Why this song about change? My friend's postings in the last few weeks have been about how his sixth grade daughter has fared in English class. First, she was told that a book she had read would not be counted toward her AR goal (don't even get me started) because it seas not within her ZPD. In other words, the level of the book did not suit the range the teacher set for this child. The child was being penalized FOR reading. Next, the teacher had the temerity to tell this child how disappointed she (the teacher) was because she (the teacher) expected more from a child whose father is well known in Reading Land.

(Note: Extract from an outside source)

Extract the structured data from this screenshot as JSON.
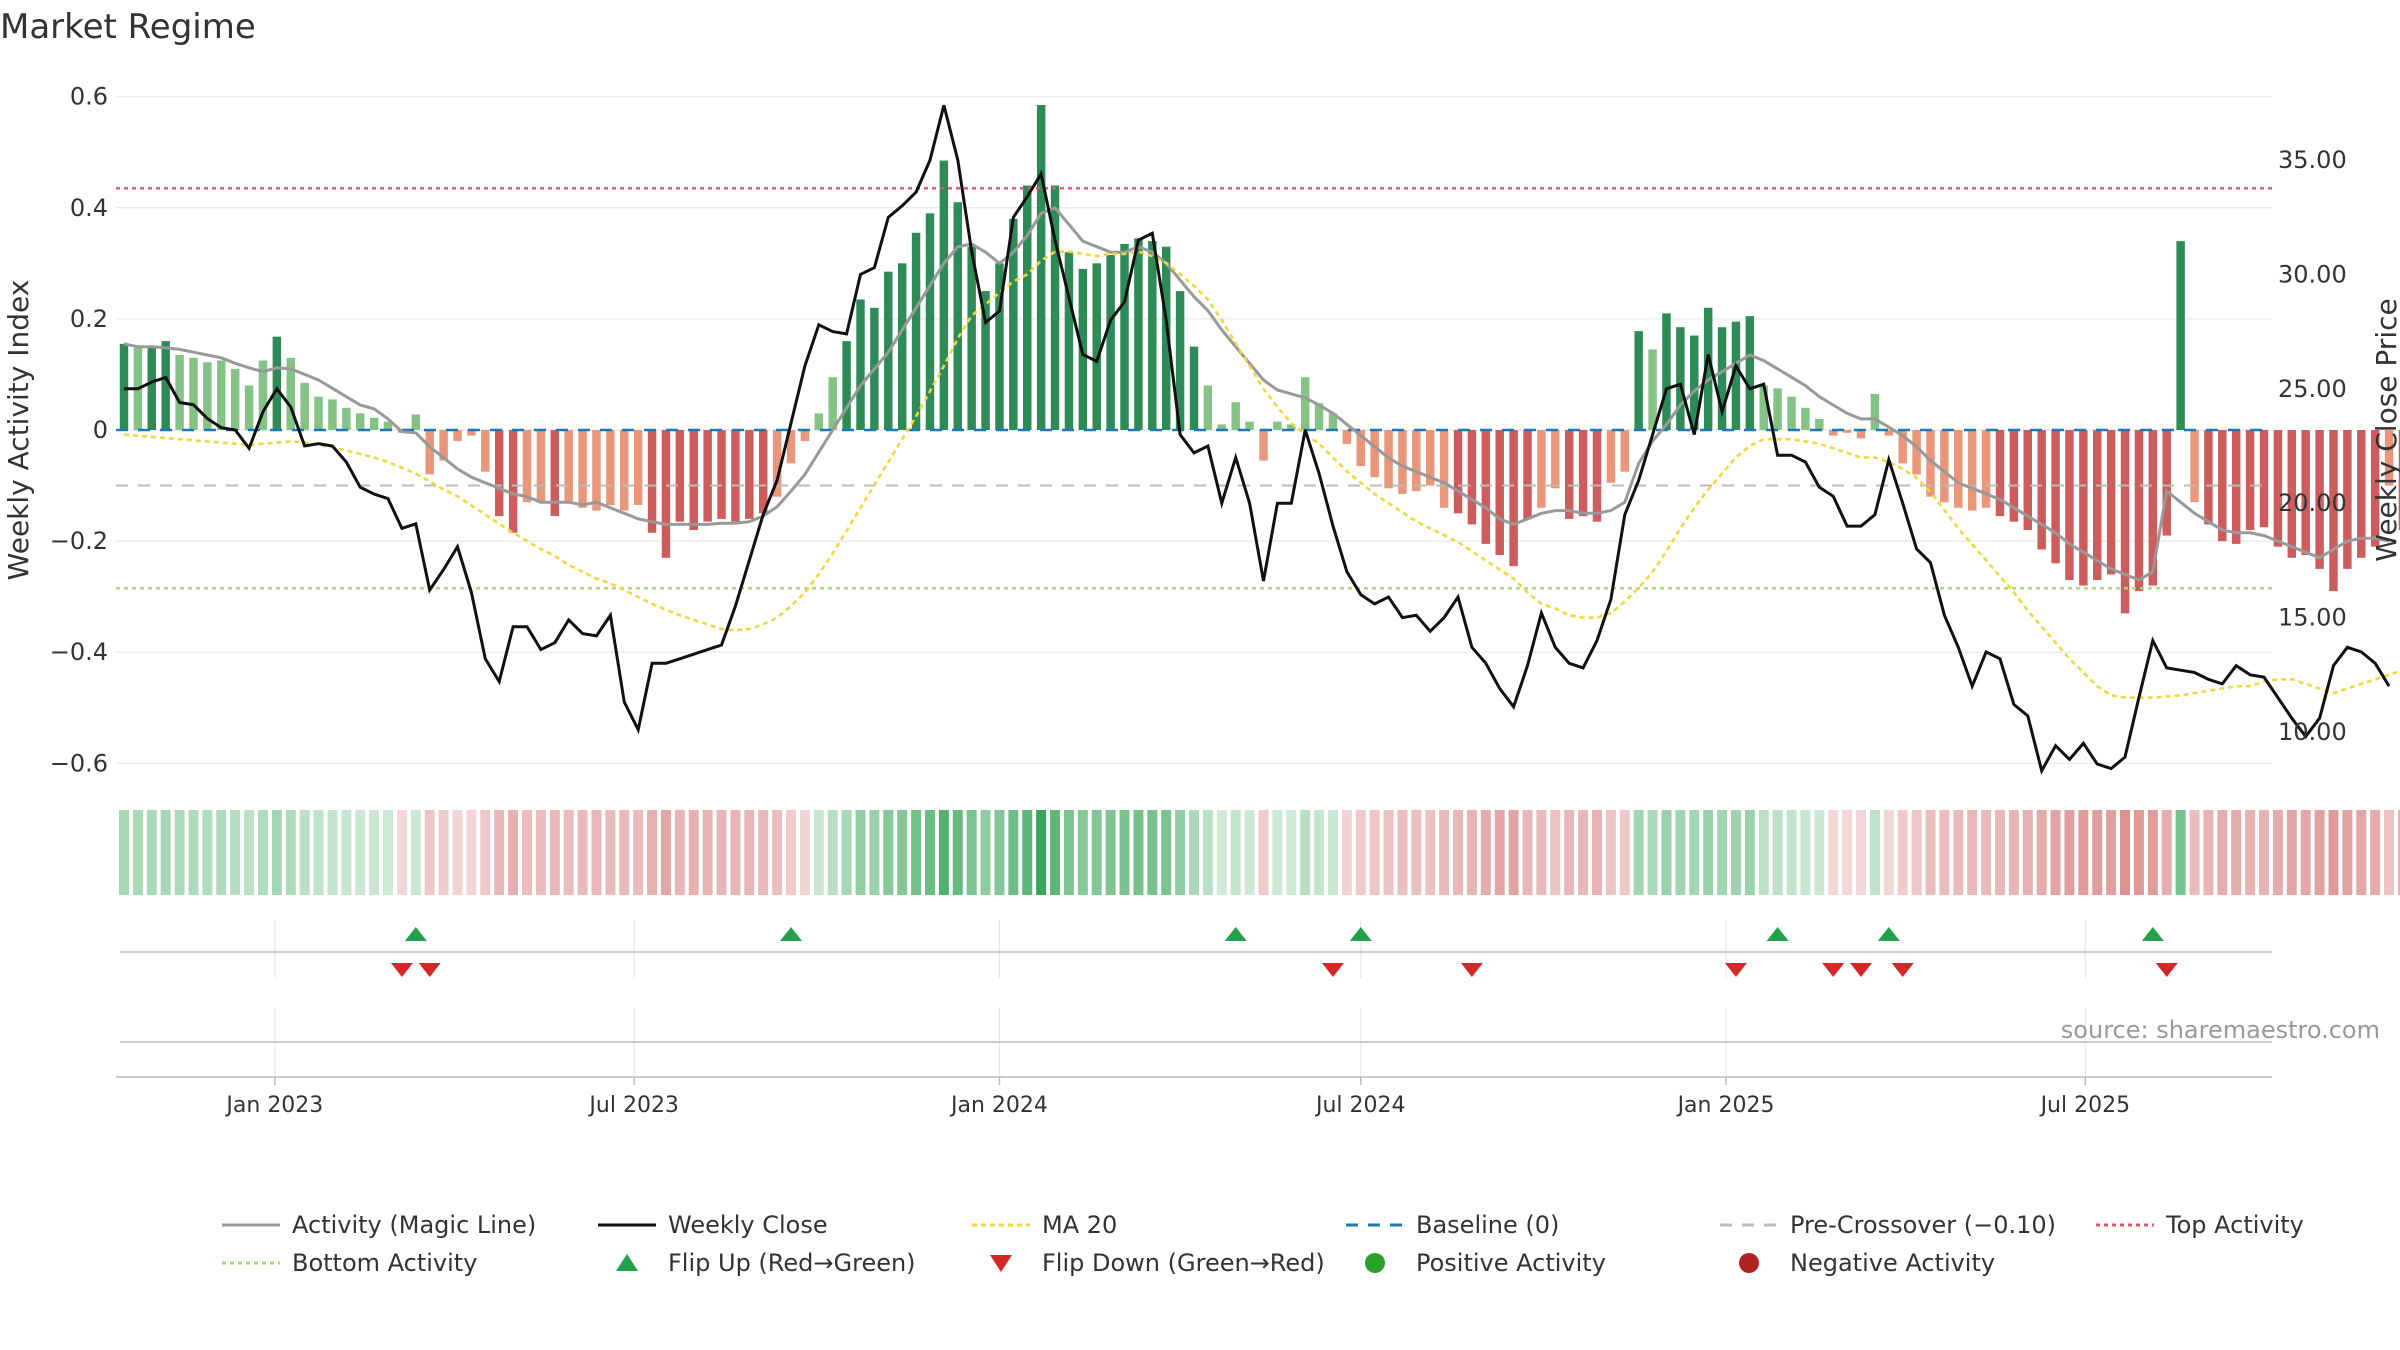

The teacher said she "expected more." The final blow came with the grade of an F on this child's reading notebook. Let's add insult to injury, shall we?

What does all this have to do with Dylan's brilliant song? The times have changed and they are still a-changin thanks to folks like Alfie Kohn and Stephen Krashen and Donalyn Miller and Penny Kittle and Kelly Gallagher and Linda fief and Nancie Atwell and Kylene Beers and a host of others who have written about workshop and community and choice and assessment. I know that when I began teaching, I taught the way I had been taught. But it did not work for my middle school kids. I began taking some different approaches. I read aloud in class daily. I gave kids time to read in class daily. I threw out the grammar homework opting for time at home to read. I let kids select their own books. When IN THE MIDDLE published, I had confirmation that what I was doing was good and right. I learned about other things I might do to make reading something my kids loved rather than loathed. Now, more than 35 years after I began teaching, I pay particular heed to this piece of the song:

"Please heed the call
Don't stand in the doorway
Don't block up the hall
For he that gets hurt
Will be he who has stalled"


I give students the option of different approaches to complete an assignment as often as I can. I am preparing for a major shift in how I determine the books they read for class. I am a-changin, too. Teachers who are stuck in some sort of time warp need to heed this call from Dylan. The times they are a-changin.